Pair Corralation between Kyndryl Holdings and CACI International
Allowing for the 90-day total investment horizon Kyndryl Holdings is expected to generate 1.38 times more return on investment than CACI International. However, Kyndryl Holdings is 1.38 times more volatile than CACI International. It trades about 0.24 of its potential returns per unit of risk. CACI International is currently generating about -0.02 per unit of risk. If you would invest 2,280 in Kyndryl Holdings on September 3, 2024 and sell it today you would earn a total of 1,191 from holding Kyndryl Holdings or generate 52.24% return on investment over 90 days.
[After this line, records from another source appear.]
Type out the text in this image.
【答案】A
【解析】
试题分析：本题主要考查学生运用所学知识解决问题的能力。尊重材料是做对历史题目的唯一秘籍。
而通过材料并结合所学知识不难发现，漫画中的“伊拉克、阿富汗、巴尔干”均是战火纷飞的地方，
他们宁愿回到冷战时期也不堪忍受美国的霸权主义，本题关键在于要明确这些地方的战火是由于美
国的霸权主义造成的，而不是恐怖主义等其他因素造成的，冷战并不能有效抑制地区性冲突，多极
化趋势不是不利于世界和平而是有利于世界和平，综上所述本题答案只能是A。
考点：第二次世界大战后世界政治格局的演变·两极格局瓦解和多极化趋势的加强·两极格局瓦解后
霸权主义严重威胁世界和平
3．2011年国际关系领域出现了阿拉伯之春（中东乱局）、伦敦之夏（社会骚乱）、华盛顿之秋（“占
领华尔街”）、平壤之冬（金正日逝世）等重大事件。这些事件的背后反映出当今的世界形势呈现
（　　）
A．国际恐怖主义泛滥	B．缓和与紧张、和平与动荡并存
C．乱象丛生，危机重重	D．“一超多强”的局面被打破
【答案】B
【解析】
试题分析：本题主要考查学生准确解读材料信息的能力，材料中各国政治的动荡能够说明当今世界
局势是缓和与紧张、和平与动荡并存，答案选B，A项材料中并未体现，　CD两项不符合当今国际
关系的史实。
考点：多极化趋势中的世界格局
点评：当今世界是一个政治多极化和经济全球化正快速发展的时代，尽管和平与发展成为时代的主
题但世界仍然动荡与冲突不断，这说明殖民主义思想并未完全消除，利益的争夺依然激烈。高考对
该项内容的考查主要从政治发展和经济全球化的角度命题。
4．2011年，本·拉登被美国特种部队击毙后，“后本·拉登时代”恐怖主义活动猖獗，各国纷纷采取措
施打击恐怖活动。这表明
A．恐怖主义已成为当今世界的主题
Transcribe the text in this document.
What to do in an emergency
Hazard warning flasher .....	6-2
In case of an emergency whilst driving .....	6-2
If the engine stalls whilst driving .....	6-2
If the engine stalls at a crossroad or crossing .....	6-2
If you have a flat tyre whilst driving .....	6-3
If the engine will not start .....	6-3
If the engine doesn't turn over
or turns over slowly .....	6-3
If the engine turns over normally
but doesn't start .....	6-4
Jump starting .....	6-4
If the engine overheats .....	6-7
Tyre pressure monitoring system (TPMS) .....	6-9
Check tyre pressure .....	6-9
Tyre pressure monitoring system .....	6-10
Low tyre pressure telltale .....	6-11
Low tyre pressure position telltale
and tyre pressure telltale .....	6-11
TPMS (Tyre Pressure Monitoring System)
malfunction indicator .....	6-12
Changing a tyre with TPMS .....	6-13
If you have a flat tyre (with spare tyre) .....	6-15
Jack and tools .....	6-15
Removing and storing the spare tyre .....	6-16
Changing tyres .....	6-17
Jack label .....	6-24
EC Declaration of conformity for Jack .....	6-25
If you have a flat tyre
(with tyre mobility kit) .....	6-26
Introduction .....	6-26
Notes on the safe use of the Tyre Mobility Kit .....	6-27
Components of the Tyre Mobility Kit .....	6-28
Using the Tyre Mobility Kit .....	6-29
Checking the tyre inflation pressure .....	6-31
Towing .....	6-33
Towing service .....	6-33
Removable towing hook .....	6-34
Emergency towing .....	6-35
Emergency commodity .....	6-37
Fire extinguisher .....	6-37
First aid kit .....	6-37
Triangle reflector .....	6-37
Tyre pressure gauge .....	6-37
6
Time Period | 3 Months [change] |
Direction | Moves Against |
Strength | Insignificant |
Accuracy | 100.0% |
Values | Daily Returns |
Kyndryl Holdings vs. CACI International
Performance |
Timeline |
Kyndryl Holdings |
CACI International |
Kyndryl Holdings and CACI International Volatility Contrast
Predicted Return Density |
Returns |
Pair Trading with Kyndryl Holdings and CACI International
The main advantage of trading using opposite Kyndryl Holdings and CACI International positions is that it hedges away some unsystematic risk. Because of two separate transactions, even if Kyndryl Holdings position performs unexpectedly, CACI International can make up some of the losses. Pair trading also minimizes risk from directional movements in the market. For example, if an entire industry or sector drops because of unexpected headlines, the short position in CACI International will offset losses from the drop in CACI International's long position.Kyndryl Holdings vs. Accenture plc | Kyndryl Holdings vs. International Business Machines | Kyndryl Holdings vs. ASGN Inc | Kyndryl Holdings vs. ExlService Holdings |
CACI International vs. Leidos Holdings | CACI International vs. Parsons Corp | CACI International vs. ASGN Inc | CACI International vs. ExlService Holdings |
Check out your portfolio center.Note that this page's information should be used as a complementary analysis to find the right mix of equity instruments to add to your existing portfolios or create a brand new portfolio. You can also try the Portfolio Volatility module to check portfolio volatility and analyze historical return density to properly model market risk.